La Patience d'Ibn Taymiyyah
Ibn Al-Qayyim :
Et j’ai entendu Cheikh Al-Islam Ibn Taymiyyah, qu’Allah sanctifie son âme, dire : « Il y a dans ce bas-monde un Paradis, celui qui n’y entre pas n’entrera pas au Paradis de l’au-delà. »
Et il m’a dit une fois : « Que me feront mes ennemis ?! Mon Paradis et mon jardin sont dans ma poitrine, où que j’aille, ils sont avec moi et ne me quittent pas.
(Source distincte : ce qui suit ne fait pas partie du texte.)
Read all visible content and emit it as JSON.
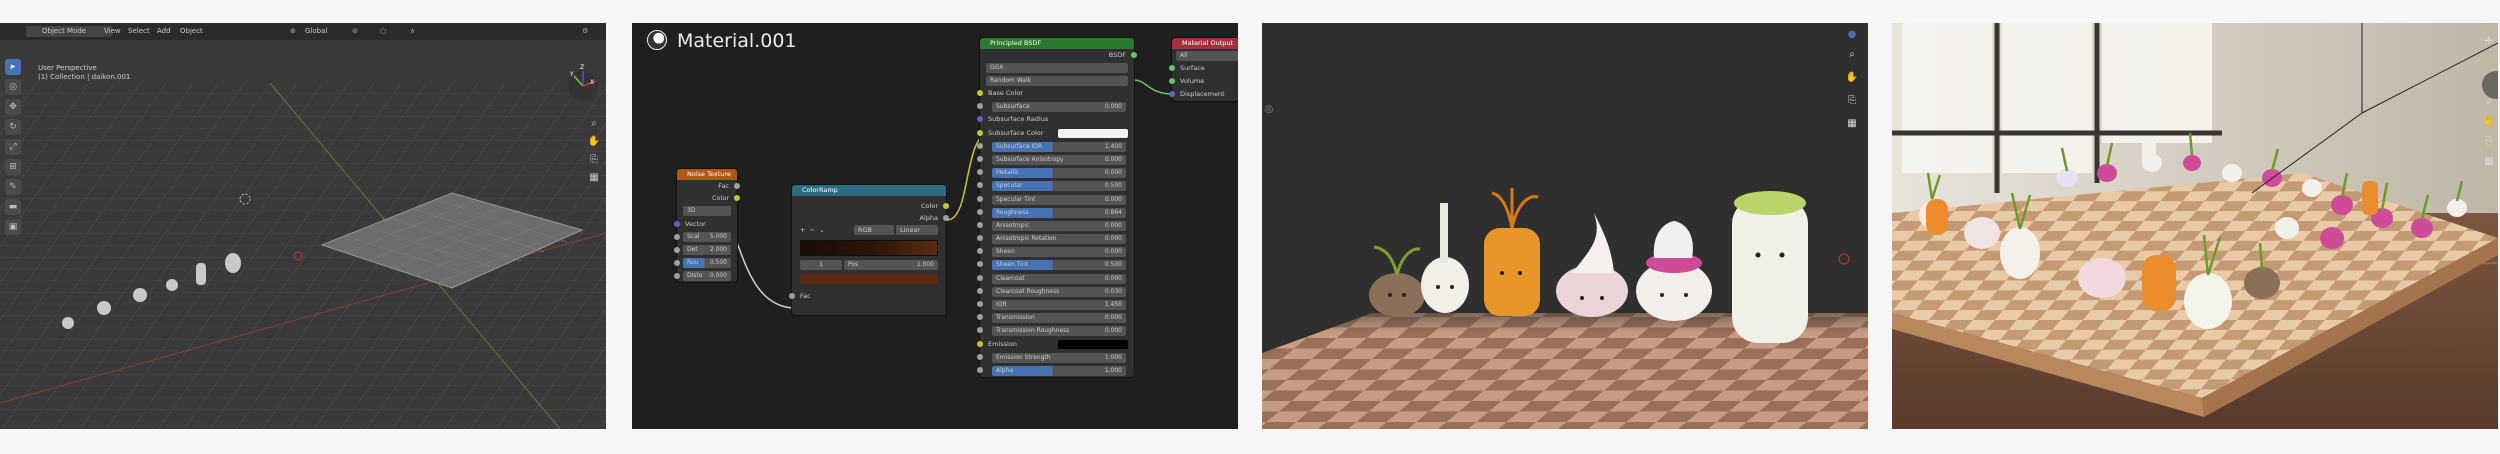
{
  "viewport": {
    "mode": "Object Mode",
    "menu": [
      "View",
      "Select",
      "Add",
      "Object"
    ],
    "transform": "Global",
    "overlay_line1": "User Perspective",
    "overlay_line2": "(1) Collection | daikon.001",
    "toolbar_icons": [
      "select-icon",
      "cursor-icon",
      "move-icon",
      "rotate-icon",
      "scale-icon",
      "transform-icon",
      "annotate-icon",
      "measure-icon",
      "add-cube-icon"
    ],
    "gizmo": {
      "x": "X",
      "y": "Y",
      "z": "Z"
    },
    "nav_icons": [
      "zoom-icon",
      "hand-icon",
      "camera-icon",
      "grid-icon"
    ]
  },
  "material": {
    "title": "Material.001",
    "noise": {
      "header": "Noise Texture",
      "outputs": [
        "Fac",
        "Color"
      ],
      "dim": "3D",
      "vector": "Vector",
      "fields": [
        {
          "label": "Scal",
          "value": "5.000"
        },
        {
          "label": "Det",
          "value": "2.000"
        },
        {
          "label": "Rou",
          "value": "0.500"
        },
        {
          "label": "Disto",
          "value": "0.000"
        }
      ]
    },
    "ramp": {
      "header": "ColorRamp",
      "outputs": [
        "Color",
        "Alpha"
      ],
      "mode": "RGB",
      "interp": "Linear",
      "index": "1",
      "pos_label": "Pos",
      "pos_value": "1.000",
      "input": "Fac"
    },
    "bsdf": {
      "header": "Principled BSDF",
      "output": "BSDF",
      "distribution": "GGX",
      "subsurface_method": "Random Walk",
      "rows": [
        {
          "label": "Base Color",
          "type": "color",
          "socket": "yel"
        },
        {
          "label": "Subsurface",
          "value": "0.000",
          "type": "field",
          "socket": "gray"
        },
        {
          "label": "Subsurface Radius",
          "type": "drop",
          "socket": "pur"
        },
        {
          "label": "Subsurface Color",
          "type": "swatch",
          "socket": "yel"
        },
        {
          "label": "Subsurface IOR",
          "value": "1.400",
          "type": "blue",
          "socket": "gray"
        },
        {
          "label": "Subsurface Anisotropy",
          "value": "0.000",
          "type": "field",
          "socket": "gray"
        },
        {
          "label": "Metallic",
          "value": "0.000",
          "type": "blue",
          "socket": "gray"
        },
        {
          "label": "Specular",
          "value": "0.500",
          "type": "blue",
          "socket": "gray"
        },
        {
          "label": "Specular Tint",
          "value": "0.000",
          "type": "field",
          "socket": "gray"
        },
        {
          "label": "Roughness",
          "value": "0.864",
          "type": "blue",
          "socket": "gray"
        },
        {
          "label": "Anisotropic",
          "value": "0.000",
          "type": "field",
          "socket": "gray"
        },
        {
          "label": "Anisotropic Rotation",
          "value": "0.000",
          "type": "field",
          "socket": "gray"
        },
        {
          "label": "Sheen",
          "value": "0.000",
          "type": "field",
          "socket": "gray"
        },
        {
          "label": "Sheen Tint",
          "value": "0.500",
          "type": "blue",
          "socket": "gray"
        },
        {
          "label": "Clearcoat",
          "value": "0.000",
          "type": "field",
          "socket": "gray"
        },
        {
          "label": "Clearcoat Roughness",
          "value": "0.030",
          "type": "field",
          "socket": "gray"
        },
        {
          "label": "IOR",
          "value": "1.450",
          "type": "field",
          "socket": "gray"
        },
        {
          "label": "Transmission",
          "value": "0.000",
          "type": "field",
          "socket": "gray"
        },
        {
          "label": "Transmission Roughness",
          "value": "0.000",
          "type": "field",
          "socket": "gray"
        },
        {
          "label": "Emission",
          "type": "black",
          "socket": "yel"
        },
        {
          "label": "Emission Strength",
          "value": "1.000",
          "type": "field",
          "socket": "gray"
        },
        {
          "label": "Alpha",
          "value": "1.000",
          "type": "blue",
          "socket": "gray"
        }
      ]
    },
    "output": {
      "header": "Material Output",
      "target": "All",
      "inputs": [
        "Surface",
        "Volume",
        "Displacement"
      ]
    }
  },
  "colors": {
    "noise_header": "#b25617",
    "ramp_header": "#2c6d83",
    "bsdf_header": "#2b7a2b",
    "output_header": "#a33040",
    "active_tool": "#4772b3"
  }
}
S’ils m’emprisonnent, c’est pour moi une retraite spirituelle, s’ils m’exécutent, je meurs en martyr, et s’ils m’exilent de mon pays, c’est pour moi l’occasion de découvrir un autre pays. »
Et il disait dans sa prison à la Citadelle : « Si je leur donnais autant d’or que peut contenir cette citadelle, cela ne me semblerait pas suffisant pour les remercier de ce bienfait. »
Ou il a dit : « Je ne les ai pas rétribués pour le bienfait dont ils ont été la cause », ou une parole semblable.
Et il disait dans sa prosternation alors qu’il était emprisonné : « Ô Allah, aide-moi à T’évoquer, à Te remercier et à T’adorer de la meilleure manière », un nombre de fois qu’Allah connaît.
Et il m’a dit une fois : « L’emprisonné est celui dont le cœur est empêché de se tourner son Seigneur, et le captif est celui que sa passion a rendu captif. »
Et lorsqu’il fut conduit à la Citadelle, une fois à l’intérieur de son enceinte, il la regarda et dit : {C’est alors qu’on éleva entre eux une muraille ayant une porte dont l’intérieur contient la miséricorde, et dont la face apparente a devant elle le châtiment.} Sourate Al-Hadid - Verset 13
Et Allah sait que je n’ai jamais vu personne jouir d’une vie plus agréable que la sienne, malgré la pauvreté de ses moyens, loin du confort et des délices, et malgré les emprisonnements, les menaces et les persécutions. Malgré cela, il était parmi les gens à la vie la plus agréable, à la poitrine la plus large, au cœur le plus fort, à l’âme la plus joyeuse. L’éclat de la félicité resplendissait sur son visage.
Et lorsque notre peur s’intensifiait, que nos pensées devenaient mauvaises, et que la terre se rétrécissait pour nous, nous allions le voir. Il suffisait alors que nous le voyions et que nous entendions sa parole pour que tout cela s’en aille et se transforme en épanouissement, force, certitude et quiétude.